Schuble, a West Point alumna who was diagnosed with multiple sclerosis in 2004 and has sustained a number of traumatic brain injuries, credits the Lakeshore Foundation in Birmingham for her tremendous success—16 national championships, five Paralympic medals (one gold, three silver, and one bronze), two Parapan American Games gold medals and one silver, five world championships, and 13 world championship medals, to be exact. And she’s not stopping there.

“A lot of people in the Southeast have had a major impact in my development,” Schuble says, citing friends and acquaintances that have let her borrow bikes and taught her how to ride the track at the Dick Lane Velodrome in Atlanta.

Masters, too, remembers the moral and physical assistance she and her rowing partner experienced from the University of Virginia Rowing Team back in 2012. At age 14, Masters became a double above-the-knee amputee, a result of in-utero radiation poisoning from the Chernobyl nuclear reactor incident.

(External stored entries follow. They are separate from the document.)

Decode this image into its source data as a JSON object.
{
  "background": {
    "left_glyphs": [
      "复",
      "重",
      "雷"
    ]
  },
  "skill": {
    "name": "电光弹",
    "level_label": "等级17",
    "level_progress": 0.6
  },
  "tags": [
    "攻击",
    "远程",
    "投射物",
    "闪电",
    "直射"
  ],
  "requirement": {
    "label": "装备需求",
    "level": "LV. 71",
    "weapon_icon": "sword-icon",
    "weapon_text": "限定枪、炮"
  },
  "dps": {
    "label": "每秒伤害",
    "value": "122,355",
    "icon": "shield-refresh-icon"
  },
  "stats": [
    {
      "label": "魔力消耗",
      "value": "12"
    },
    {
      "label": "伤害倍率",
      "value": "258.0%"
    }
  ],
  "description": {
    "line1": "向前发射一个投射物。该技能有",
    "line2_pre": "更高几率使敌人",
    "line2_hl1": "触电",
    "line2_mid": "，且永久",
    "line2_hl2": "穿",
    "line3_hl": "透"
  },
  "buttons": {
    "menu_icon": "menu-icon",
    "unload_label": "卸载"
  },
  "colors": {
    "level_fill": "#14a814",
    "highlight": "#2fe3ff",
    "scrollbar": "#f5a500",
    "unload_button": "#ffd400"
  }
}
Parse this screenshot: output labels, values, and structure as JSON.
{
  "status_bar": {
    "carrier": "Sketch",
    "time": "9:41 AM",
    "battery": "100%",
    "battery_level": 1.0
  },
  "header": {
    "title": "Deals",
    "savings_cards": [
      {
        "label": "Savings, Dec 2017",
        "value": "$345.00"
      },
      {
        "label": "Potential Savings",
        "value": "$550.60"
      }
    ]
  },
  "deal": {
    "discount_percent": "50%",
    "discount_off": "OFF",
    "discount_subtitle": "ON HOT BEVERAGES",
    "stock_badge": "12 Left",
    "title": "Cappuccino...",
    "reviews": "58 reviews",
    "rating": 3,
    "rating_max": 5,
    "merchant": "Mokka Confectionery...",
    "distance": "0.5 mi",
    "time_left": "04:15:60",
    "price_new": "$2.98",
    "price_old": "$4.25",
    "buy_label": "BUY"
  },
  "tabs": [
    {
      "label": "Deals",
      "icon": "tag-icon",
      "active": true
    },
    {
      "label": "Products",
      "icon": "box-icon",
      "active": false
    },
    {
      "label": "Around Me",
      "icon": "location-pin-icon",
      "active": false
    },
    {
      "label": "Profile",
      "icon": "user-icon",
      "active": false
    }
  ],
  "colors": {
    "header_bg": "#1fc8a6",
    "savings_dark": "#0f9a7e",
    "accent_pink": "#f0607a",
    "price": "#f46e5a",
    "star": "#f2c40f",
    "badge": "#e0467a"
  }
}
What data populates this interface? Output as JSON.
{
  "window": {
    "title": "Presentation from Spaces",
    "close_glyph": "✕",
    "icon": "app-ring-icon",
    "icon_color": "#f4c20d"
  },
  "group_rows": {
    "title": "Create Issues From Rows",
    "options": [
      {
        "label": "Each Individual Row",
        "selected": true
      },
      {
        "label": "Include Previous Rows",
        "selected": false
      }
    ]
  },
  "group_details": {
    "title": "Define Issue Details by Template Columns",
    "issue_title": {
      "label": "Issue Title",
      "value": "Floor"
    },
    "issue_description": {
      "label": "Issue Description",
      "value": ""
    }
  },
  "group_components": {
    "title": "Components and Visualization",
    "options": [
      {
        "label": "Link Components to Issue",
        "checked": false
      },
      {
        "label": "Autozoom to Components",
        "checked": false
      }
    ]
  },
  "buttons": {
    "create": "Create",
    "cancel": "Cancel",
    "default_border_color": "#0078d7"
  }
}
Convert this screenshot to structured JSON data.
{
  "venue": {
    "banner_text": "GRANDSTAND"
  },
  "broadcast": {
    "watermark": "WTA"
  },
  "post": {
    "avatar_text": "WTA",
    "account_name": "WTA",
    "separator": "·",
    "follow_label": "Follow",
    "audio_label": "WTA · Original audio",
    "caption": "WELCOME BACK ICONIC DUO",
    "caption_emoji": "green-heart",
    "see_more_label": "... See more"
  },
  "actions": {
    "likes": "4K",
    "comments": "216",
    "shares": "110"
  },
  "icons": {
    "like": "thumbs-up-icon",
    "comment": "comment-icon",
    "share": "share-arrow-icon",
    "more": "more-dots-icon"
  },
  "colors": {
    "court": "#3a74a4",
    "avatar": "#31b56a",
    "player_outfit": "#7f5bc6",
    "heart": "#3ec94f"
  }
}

For Masters, the disability hardly disabled her stubborn persistence of sport.

“The second amputation caused me to stay in the hospital for months and months,” Masters remembers. “During that time, I told myself the minute I get the chance to get outside, I’m never going to slow down and I’m never going to sit and let life pass me by,” a motto which she has lived by ever since.

In 2012, Masters was named U.S. Rowing’s Female Athlete of the Year after she and her partner surprised the world by placing third at the London Paralympic Games. Due to a back injury, Masters left competitive rowing to take up Nordic skiing and cycling, in which she has already racked up a number of podiums.

All eyes will be on Masters, Schuble, and Boyle later this month at the Para-Cycling National Championships in Winston-Salem, N.C., May 24-28, and at the 2016 U.S. Paralympic Team Trials in Charlotte, N.C., June 30-July 2. The trials in Charlotte, which are expected to bring out 400 para-cyclists, swimmers, and track and field athletes, is predicted to be the largest Paralympic trials in U.S. history.

“In 2009, there were a couple of dozen competitors at the [para-cycling] national championships,” says Tennessee Para-Cycling Open race director Greg Miller. “Now, the number is close to 200.”

Miller, who has competed as a pilot rider for visually impaired para-cyclists and now helps promote and host para-cycling events in the Southeast, says the sport is growing exponentially due in part to an influx of injured veterans as well as a general consensus on the importance of providing adaptive opportunities for active minds. His event, the Tennessee Para-Cycling Open, is scheduled for June 24-26 in Oak Ridge, Tenn., and is part of the inaugural USA Paralympic Cycling Series.